Earlier in the primary season, Mesa (CO) County Clerk Tina Peters, under indictment for actions taken in 2021 that relate to voting systems, lost the R primary for Secretary of State. (In Colorado, the Secretary of State does oversee elections.) She got 29% of the vote, while the winning candidate received 43%. Gee, that 29% seems high for a candidate, under indictment for activities that relate directly to the office she seeks. Is Ms. Peters happy? Nope. Recount. The third place candidate believes she really won a race when the winning candidate received 81,000 more votes than she did. Unbelievable!
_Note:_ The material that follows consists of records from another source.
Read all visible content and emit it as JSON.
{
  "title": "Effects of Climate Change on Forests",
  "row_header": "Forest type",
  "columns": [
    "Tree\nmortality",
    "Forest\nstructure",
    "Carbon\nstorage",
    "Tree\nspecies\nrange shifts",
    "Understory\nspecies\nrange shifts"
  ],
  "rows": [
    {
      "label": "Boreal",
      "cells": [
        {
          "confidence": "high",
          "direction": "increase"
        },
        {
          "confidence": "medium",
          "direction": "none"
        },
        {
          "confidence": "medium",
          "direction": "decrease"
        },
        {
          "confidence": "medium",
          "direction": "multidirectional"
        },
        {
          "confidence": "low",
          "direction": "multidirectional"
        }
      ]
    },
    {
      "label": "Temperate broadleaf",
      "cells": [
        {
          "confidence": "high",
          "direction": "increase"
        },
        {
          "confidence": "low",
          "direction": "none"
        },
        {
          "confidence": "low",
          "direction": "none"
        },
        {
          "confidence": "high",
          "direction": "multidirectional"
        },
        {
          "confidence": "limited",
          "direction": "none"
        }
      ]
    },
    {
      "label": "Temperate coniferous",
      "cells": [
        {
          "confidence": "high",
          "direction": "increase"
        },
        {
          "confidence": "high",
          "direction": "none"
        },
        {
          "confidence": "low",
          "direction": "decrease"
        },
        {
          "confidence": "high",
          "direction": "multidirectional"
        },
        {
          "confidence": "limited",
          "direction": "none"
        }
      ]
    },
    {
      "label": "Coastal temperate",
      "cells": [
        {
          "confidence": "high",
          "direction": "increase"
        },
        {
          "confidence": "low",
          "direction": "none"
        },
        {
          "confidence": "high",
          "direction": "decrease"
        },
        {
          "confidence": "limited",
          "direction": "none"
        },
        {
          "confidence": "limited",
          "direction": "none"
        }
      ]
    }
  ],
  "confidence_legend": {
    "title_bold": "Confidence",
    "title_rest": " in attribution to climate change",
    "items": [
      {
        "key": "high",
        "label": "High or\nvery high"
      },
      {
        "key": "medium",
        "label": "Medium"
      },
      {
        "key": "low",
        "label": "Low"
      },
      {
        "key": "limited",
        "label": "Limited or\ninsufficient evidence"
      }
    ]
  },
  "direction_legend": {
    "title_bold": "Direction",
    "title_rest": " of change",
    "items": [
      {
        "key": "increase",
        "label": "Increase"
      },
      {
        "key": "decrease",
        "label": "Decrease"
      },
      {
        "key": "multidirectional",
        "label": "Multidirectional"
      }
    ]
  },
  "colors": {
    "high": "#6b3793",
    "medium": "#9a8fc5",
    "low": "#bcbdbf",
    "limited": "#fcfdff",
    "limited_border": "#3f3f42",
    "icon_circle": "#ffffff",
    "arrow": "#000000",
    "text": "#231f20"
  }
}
Back in Arizona, we also have Blake Masters. He wants to be a Senator. If he loses, he’s got his explanation at the ready: they stole it. This whiny little piece of work claims his Daddy told him not to run. Why? Because, per the wannabe, If you win by 30,000, they’ll find 40,000 votes for Mark Kelly.

Election fraud has always existed. Landslide Lyndon aka Lyndon B. Johnson picked up the appellation because he found the votes he needed to win his 1948 Senate election, after having a prior election to the Senate stolen from him. In 1960, Illinois went for Kennedy. Many thought Nixon should challenge the Cook County (Chicago) count, and some believe he opted not to because his people stole as many, or more, Downstate votes.

Both examples – well, really, the three of them – involved close elections, paper ballots, and not much transparency. Today, we have machines. Those who scream fraud want paper ballots, as if they’re the Gold Standard. Not so much, and large scale machine-based fraud requires a large number of bad actors, working in concert, with no one ratting them out. Implausible in the extreme!

A pox on those who question election results without credible facts. Show me a close election – like, say, I dunno, the Florida presidential election in 2000 – and let’s talk. Otherwise, we ought to find a place for those who force us to deal with the fact that they will not accept the moniker they deserve: Loser!